Review: Shylock, Assembly Hall, Edinburgh
By Mark Brown
In a festival overflowing with one-actor shows, Gareth Armstrong’s Shylock, performed by Guy Masterson – a much-loved master of the Fringe monodrama – stands out as a work of real quality. The script, which is offered to us by the character of Tubal (Shylock’s Jewish friend in The Merchant of Venice), is a carefully considered combination of historical research and performed excerpts from both the Bard’s play and, its predecessor, Christopher Marlowe’s notorious drama The Jew of Malta.
Played in front of simple canvases which are covered with the word ‘Jew’ in various languages, the piece (which is also directed by Armstrong) is a powerful explanation of, and statement against, anti-Semitism.
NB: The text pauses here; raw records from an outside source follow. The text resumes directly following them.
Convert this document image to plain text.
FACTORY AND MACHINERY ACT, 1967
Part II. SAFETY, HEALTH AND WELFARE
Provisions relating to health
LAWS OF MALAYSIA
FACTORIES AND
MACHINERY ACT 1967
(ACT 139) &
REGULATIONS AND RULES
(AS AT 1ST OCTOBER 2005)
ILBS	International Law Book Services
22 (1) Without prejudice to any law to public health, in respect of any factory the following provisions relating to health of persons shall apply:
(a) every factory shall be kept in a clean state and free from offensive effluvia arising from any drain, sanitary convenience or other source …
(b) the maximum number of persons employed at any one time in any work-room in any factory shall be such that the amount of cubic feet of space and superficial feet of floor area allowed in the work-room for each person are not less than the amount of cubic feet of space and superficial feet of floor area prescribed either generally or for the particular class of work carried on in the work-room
However, Masterson’s Tubal has such physicality, intellectual sophistication and bleak humour that the show is never in danger of toppling from theatre into lecture. Indeed, when the actor dons the hooked-nosed mask and ginger wig which characterised Jews on the Renaissance stage (as Judas was believed to have been red-haired), it is as shocking a moment of pure theatre as one is likely to experience at this year’s Fringe.
Assembly Hall, 623 3030, until 29 Aug (not 15), 3.45pm, £12.50–£14 (£11.50–£12).